270MB/s MIMO router and a 8mb/s cable line.


----------



## InvaderPichu (Oct 11, 2006)

Mediacom cable internet. My laptop connects to my brother's PC via a Linksys router.


----------



## DarkMeW (Oct 11, 2006)

cable modem, sadly I'll be back on dial up in a couple months


----------



## CyberFoxx (Oct 13, 2006)

Let's see, from the VIA Rhine II NIC on my motherboard, we follow the Cat-5e up to the attic to a D-Link 5-port switch. Then we follow another Cat-5e line along the outside wall of the house down to the basement to a D-Link 8-port switch. Then there's a short Cat-5e run to the Intel EtherExpress Pro 10/100 on the Pentium 3 450 acting as the Firewall/DHCP/DNS/IMAP Server/Transparent Squid Proxy/etc/etc/etc for the house. Then it's out the Linksys 10Mbit NIC, along another short Cat-5e run, to the Motorola Surfboard Cable modem and out to Roger's "wonderful" Cable-based network.
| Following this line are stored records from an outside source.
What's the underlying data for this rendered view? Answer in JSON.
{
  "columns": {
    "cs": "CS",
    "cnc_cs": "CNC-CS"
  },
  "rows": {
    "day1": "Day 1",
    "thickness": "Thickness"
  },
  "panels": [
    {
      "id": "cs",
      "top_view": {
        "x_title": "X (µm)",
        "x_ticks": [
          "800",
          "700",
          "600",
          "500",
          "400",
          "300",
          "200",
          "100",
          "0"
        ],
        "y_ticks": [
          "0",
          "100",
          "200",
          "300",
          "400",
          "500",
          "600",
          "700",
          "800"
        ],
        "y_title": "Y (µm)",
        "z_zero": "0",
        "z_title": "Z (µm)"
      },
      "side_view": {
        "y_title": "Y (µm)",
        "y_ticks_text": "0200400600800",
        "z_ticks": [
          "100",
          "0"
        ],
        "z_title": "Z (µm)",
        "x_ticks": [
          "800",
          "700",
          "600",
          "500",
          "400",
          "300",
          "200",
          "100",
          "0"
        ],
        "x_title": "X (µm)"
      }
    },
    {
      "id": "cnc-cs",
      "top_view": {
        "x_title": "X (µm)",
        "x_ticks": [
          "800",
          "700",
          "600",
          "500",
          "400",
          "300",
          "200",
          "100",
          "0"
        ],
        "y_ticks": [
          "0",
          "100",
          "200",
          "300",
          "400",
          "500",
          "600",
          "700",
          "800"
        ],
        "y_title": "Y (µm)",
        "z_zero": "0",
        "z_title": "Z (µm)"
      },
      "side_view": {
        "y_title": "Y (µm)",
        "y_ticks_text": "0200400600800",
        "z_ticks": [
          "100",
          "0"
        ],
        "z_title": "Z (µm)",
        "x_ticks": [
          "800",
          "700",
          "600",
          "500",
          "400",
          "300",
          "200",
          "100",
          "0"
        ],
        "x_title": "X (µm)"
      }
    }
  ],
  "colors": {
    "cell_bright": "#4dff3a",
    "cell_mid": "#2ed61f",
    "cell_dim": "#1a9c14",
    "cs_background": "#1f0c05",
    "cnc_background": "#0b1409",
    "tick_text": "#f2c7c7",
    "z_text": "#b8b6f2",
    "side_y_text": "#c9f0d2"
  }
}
Well, you asked how I connect. ^_^

BTW, I got the Express package, so that's 5Mbit/384Kbit. Sure the Extreme package at 10Mbit/1Mbit would be nice, but this is fast enough for me.


----------



## Kougar (Oct 14, 2006)

Cable internet -> wireless G router -> Powerline Ethernet plug jacks

Sat back and realized for all the money being spent to strengthen the super-G wireless signal to reach every corner of the house, it made far more sense to forget wireless and simply turn every plug in the house into a connection point. Using the now slightly outdated 85mbps Netgear equipment, but it's fast enough to give the full cable speed. The current Homeplug standard got bumped to 200mbps now. No drops, issues, or concerns about wireless security to worry about anymore...


----------



## locomojo (Oct 14, 2006)

4.7 megabits per second
Communications 4.7 megabits per second
Storage 567.9 kilobytes per second
1MB file download 1.8 seconds
Subjective rating Awesome

Roadrunner


----------



## uncia2000 (Oct 14, 2006)

By ripping out FA's HDD and sticking it in my PC might be my best option at present...

Erm, sorry; peak-time blues... :?


----------



## Dragoneer (Oct 15, 2006)

I connect to serious cable internets.


----------